Além disso, embora as organizações adotem proteções à prova de computadores quânticos, tal medida, por si só, apenas protegerá os dados futuros contra a ameaça quântica, observaram Moody e Mulligan, dado o risco de que ataques do tipo "armazenar agora, descodificar mais tarde" possam já estar a ser preparados.

Os registos de saúde eletrónicos, que contêm históricos médicos de longo prazo e informação genética, podem ser alvos privilegiados para este tipo de ataques. "A questão é que se pode atualizar o software, mas não se pode realmente atualizar o ADN", afirmou Mulligan.

Dispositivos biomédicos em risco

Dispositivos biomédicos sem fios, tais como bombas de insulina e pacemakers, podem estar vulneráveis a potenciais ataques quânticos (Spencer Platt/Getty Images)
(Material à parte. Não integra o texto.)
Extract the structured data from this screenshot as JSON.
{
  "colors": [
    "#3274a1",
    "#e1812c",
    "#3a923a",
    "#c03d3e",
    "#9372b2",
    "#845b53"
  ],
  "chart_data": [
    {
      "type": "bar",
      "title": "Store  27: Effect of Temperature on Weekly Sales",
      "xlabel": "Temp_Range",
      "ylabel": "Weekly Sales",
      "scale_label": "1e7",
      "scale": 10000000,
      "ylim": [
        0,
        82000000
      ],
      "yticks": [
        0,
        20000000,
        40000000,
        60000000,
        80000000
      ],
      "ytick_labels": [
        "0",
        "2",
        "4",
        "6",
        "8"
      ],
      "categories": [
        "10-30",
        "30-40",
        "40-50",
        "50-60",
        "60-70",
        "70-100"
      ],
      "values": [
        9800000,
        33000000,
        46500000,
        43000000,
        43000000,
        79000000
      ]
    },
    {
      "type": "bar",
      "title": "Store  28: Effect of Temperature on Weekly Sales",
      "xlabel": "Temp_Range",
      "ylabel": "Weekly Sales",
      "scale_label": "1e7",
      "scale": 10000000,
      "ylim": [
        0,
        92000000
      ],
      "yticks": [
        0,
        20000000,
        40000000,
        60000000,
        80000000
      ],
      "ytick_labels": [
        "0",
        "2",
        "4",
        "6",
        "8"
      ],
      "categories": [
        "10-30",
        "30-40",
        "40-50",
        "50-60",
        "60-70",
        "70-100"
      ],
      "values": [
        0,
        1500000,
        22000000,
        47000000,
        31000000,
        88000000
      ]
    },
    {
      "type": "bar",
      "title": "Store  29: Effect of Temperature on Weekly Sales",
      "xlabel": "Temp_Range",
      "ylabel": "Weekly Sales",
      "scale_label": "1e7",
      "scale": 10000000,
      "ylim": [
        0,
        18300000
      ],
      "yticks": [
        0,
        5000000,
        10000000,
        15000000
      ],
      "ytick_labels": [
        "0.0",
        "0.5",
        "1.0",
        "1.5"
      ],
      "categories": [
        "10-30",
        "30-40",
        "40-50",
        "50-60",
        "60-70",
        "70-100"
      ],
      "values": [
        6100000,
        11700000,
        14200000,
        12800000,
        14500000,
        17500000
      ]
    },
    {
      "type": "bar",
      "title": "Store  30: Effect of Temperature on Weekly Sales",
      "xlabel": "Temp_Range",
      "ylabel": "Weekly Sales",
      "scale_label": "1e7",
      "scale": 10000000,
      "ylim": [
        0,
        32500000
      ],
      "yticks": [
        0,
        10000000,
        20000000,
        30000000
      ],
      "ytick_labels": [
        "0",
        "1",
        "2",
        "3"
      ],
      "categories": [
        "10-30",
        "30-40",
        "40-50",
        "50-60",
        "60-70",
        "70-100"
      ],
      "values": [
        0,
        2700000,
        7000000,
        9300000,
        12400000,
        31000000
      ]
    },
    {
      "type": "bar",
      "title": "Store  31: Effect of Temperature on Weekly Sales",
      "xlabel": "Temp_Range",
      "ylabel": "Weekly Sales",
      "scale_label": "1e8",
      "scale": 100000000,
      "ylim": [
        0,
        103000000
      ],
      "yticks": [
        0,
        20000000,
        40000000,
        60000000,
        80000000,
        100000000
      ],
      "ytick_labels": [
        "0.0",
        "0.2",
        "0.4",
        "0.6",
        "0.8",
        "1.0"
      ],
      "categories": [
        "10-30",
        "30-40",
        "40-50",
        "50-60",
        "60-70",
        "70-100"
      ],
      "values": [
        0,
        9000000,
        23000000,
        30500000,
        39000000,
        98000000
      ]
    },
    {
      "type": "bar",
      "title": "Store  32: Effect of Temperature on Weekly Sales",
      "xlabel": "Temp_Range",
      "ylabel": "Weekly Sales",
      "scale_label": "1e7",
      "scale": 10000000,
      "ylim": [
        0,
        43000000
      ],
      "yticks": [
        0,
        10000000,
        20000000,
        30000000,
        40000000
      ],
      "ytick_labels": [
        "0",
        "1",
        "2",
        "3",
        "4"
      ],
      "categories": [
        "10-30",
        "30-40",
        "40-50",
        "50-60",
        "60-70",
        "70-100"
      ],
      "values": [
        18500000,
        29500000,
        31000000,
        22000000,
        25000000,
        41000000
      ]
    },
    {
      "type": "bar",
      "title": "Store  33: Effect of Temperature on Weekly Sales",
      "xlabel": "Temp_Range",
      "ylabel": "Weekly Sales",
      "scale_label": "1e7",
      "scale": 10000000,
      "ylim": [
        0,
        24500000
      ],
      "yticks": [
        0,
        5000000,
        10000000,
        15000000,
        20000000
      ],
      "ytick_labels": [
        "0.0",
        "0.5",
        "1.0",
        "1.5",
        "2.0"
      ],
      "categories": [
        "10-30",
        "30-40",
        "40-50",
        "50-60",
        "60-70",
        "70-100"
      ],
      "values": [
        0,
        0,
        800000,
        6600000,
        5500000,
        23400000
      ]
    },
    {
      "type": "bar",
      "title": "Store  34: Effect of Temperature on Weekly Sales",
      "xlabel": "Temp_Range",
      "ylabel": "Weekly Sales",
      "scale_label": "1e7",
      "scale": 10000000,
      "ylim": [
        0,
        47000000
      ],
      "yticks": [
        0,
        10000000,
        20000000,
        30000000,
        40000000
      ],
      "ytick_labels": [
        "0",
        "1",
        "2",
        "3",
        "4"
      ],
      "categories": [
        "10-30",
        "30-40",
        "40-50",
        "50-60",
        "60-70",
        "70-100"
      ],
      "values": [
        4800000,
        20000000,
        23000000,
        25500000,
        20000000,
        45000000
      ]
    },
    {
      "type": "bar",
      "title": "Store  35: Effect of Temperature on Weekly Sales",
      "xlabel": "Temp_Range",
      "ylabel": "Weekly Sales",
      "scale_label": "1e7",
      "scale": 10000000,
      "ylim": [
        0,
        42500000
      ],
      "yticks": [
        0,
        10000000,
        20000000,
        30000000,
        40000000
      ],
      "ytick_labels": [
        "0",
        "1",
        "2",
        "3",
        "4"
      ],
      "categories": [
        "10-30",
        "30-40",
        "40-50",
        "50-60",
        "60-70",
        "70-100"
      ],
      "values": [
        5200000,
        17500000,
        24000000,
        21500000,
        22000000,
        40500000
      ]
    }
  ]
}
Seoyoon Jang, doutoranda em engenharia elétrica e ciências da computação no Instituto de Tecnologia de Massachusetts (MIT), está a trabalhar para proteger dispositivos biomédicos sem fios, como bombas de insulina e pacemakers, de potenciais ataques quânticos. Estes dispositivos minúsculos e amplamente utilizados têm, normalmente, recursos de energia demasiado limitados para executar os protocolos de segurança computacionalmente exigentes necessários num mundo pós-quântico.

Ela apresenta um cenário catastrófico em que o dispositivo externo — frequentemente um smartphone que se liga sem fios à bomba de insulina para regular a dosagem — é alvo de um ataque informático. "Imaginem, seria tão fácil enviar um comando: 'Lança uma dose letal'. Temos mesmo de nos preocupar com isto", afirmou. "À medida que avançamos para a monitorização remota da saúde, estes dispositivos estarão em todo o lado."

Juntamente com os seus colegas, Jang concebeu um microchip ultraeficiente, com o tamanho aproximado da ponta de uma agulha extremamente fina, que inclui a proteção integrada necessária para a cibersegurança pós-quântica. O dispositivo alcançou uma eficiência energética entre 20 e 60 vezes superior à de outras técnicas de segurança pós-quântica com as quais foi comparado. O microchip tem uma área menor do que muitos chips existentes.

O trabalho foi parcialmente financiado pela Agência de Projetos de Investigação Avançada para a Saúde (ARPA-H), que, segundo Jang, planeia comercializar a tecnologia. "Tanto quanto sei, o meu chip é o primeiro a tentar efetivamente colmatar esta lacuna", afirmou. A ARPA-H faz parte do Departamento de Saúde e Serviços Humanos dos EUA.

O mais recente Quantum Threat Timeline Report afirma que é particularmente difícil avaliar o risco quântico para a cibersegurança, uma vez que os esforços de investigação "sob o radar" — levados a cabo por laboratórios secretos apoiados pelo Estado, empresas que operam de forma discreta ou atores privados maliciosos — podem significar que os avanços na computação quântica estão ocultos à vista.

"Uma vez que os sucessos secretos permaneceriam invisíveis durante algum tempo, é mais seguro partir do princípio de que a verdadeira ameaça poderá estar mais próxima do que aquilo que se pode inferir apenas a partir de publicações abertas", afirma o relatório.

"O verdadeiro 'Q-day' poderá ocorrer antes de o mundo se aperceber disso, uma vez que os Estados ou os agentes mal-intencionados poderão procurar utilizar este conhecimento em seu benefício estratégico."